Saying goodbye to Jack that night was hard too, and we would have stood longer in the quad where the snow was twenty centimetres deep, hugging and keeping each other warm and
safe, if Shirley Welford, the member of staff who was on late duty that night, hadn’t walked by.

‘Further maths, private tuition, midday tomorrow,’ she reminded Jack, who quickly stepped away from me.

‘I hadn’t forgotten,’ he told Shirley.

‘We’ll be doing more work on Newton-Raphson’s use of iterative methods to solve equations.’

It was clear that Jack’s straight-laced maths teacher was making a point and that she wasn’t going to leave the quad before I did.

‘Night, Jack,’ I murmured as I slipped away.

Up in my room, I was glad that Galina was already asleep. I checked my phone and found two junk emails plus a text message from a number I didn’t recognize – no words, just a row of
emoticon red hearts.

Forget it – it’s a mistake, I told myself. But, as you know, that’s the problem with me – it’s a physical impossibility for me to forget – so I spent the
whole night wondering who had sent the hearts and listening for more creaks in the corridor and more fingers scratching at the window. I lay with my eyes open, my ear attuned to every sound.

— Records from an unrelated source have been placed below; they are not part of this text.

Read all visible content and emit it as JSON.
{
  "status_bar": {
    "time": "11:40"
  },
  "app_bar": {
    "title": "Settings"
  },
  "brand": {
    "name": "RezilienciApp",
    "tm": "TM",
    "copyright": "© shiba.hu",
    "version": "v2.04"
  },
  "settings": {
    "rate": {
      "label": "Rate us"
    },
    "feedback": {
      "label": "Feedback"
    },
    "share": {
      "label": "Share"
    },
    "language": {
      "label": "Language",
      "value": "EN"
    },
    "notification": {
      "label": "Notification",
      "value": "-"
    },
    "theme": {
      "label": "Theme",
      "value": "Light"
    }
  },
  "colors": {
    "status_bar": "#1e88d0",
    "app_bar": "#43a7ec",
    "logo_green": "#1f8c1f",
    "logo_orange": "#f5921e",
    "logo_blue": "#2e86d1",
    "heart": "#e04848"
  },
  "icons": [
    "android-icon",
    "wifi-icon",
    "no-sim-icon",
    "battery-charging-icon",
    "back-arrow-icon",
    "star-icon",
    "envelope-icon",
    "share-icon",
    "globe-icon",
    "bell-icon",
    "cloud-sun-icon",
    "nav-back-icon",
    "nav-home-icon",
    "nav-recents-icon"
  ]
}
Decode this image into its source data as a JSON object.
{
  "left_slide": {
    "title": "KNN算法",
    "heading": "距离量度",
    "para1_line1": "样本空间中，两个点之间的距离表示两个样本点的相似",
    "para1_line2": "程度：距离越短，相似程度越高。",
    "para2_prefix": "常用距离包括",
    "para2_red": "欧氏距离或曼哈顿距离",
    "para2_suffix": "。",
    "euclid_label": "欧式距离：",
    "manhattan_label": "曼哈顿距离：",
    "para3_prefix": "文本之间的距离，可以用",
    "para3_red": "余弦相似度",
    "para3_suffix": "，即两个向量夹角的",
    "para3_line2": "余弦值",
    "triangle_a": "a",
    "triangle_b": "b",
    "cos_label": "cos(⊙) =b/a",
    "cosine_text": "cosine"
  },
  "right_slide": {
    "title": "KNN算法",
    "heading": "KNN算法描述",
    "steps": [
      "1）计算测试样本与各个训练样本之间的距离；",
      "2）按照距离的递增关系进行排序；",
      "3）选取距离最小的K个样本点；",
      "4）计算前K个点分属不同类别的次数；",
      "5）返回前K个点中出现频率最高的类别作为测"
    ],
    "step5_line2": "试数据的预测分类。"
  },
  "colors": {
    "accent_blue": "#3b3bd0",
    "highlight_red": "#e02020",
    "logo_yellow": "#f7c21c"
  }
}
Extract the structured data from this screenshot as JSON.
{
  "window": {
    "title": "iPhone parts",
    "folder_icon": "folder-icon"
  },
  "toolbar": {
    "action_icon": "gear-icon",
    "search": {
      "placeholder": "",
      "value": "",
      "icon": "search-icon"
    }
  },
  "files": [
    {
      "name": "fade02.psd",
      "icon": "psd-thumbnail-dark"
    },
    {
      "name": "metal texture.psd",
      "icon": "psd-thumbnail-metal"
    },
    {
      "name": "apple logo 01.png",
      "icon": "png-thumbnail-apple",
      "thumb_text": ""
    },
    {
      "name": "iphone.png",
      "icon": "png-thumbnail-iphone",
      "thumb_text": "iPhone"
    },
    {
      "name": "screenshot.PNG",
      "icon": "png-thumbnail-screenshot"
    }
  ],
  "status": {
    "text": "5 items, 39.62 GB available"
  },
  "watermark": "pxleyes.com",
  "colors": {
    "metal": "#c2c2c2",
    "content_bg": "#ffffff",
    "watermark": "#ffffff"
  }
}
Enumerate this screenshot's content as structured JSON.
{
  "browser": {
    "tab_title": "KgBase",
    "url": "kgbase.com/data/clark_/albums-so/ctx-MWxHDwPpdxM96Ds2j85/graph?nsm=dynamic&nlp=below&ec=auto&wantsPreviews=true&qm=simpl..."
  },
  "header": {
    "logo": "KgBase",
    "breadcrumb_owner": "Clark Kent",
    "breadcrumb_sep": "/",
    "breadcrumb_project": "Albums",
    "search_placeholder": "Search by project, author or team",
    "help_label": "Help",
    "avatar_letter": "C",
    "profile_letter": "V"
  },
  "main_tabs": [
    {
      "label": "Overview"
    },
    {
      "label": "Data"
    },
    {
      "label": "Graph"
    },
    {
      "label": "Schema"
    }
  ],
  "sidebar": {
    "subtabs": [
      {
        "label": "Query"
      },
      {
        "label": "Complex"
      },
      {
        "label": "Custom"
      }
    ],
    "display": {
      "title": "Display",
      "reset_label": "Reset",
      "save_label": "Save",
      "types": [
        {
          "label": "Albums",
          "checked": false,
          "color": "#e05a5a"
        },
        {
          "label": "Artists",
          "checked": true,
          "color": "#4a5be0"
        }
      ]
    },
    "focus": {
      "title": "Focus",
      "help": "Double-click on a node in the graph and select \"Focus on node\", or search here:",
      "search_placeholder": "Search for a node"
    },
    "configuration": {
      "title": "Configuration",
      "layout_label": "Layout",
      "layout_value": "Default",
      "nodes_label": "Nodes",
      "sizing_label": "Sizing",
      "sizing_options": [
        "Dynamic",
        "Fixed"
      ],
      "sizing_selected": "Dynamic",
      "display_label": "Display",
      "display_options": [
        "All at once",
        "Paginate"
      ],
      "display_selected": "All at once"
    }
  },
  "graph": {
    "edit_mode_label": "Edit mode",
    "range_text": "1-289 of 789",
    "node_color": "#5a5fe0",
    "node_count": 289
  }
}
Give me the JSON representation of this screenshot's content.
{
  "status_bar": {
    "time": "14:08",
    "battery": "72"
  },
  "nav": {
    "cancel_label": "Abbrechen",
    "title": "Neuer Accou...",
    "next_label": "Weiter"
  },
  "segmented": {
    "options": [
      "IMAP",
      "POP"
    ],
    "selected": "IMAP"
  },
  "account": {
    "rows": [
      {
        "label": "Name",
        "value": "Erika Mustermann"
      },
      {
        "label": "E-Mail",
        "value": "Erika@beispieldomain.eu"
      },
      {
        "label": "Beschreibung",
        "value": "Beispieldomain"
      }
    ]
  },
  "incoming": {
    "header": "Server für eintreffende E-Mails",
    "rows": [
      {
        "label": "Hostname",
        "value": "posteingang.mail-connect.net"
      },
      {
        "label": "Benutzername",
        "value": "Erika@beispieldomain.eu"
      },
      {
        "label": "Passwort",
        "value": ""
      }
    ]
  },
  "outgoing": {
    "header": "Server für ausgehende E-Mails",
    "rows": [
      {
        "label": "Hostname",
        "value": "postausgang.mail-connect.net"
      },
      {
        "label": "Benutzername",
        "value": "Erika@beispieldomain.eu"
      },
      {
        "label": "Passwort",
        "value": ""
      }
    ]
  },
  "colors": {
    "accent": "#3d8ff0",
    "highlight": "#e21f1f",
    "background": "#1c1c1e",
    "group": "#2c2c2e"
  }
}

And I was still wide awake when another message came though at 7.00 a.m.

They arrested Alex,
Jayden wrote.
Meet me.

When? Where?
I texted back.

Today at twelve, Ainslee, Lock-keeper’s Cottage.

chapter five

Life was full of surprises – wild boy Jayden, with his hunched, feral look and his warning for me not to go near the Scarlett Hartley murder, had changed his mind.

‘Don’t worry – I’ll be careful,’ I told Jack over breakfast.

‘I’d come with you but . . .’

‘. . . But you’ve got a class with Shirley. I know.’ I was still feeling the afterglow of our train-station reunion so I reached out and took his hand. ‘It’ll be
OK. Jayden is the hero who rescued me from Harry Embsay, remember, and I promise not to get dragged into anything I can’t handle.’

Jack was still edgy. ‘It’s not Jayden who bothers me. It’s the nutter who’s sneaking into your room and leaving weird notes.’

‘Yeah, it freaks me out too. But everyone knows what’s happening now and sooner or later the guy is going to make a mistake – someone will spot him or we’ll be able to
track him down.’

‘Why not wait until I’m through with maths? Then we could both meet Jayden.’

‘It’s not dangerous,’ I insisted. ‘I can deal with it on my own.’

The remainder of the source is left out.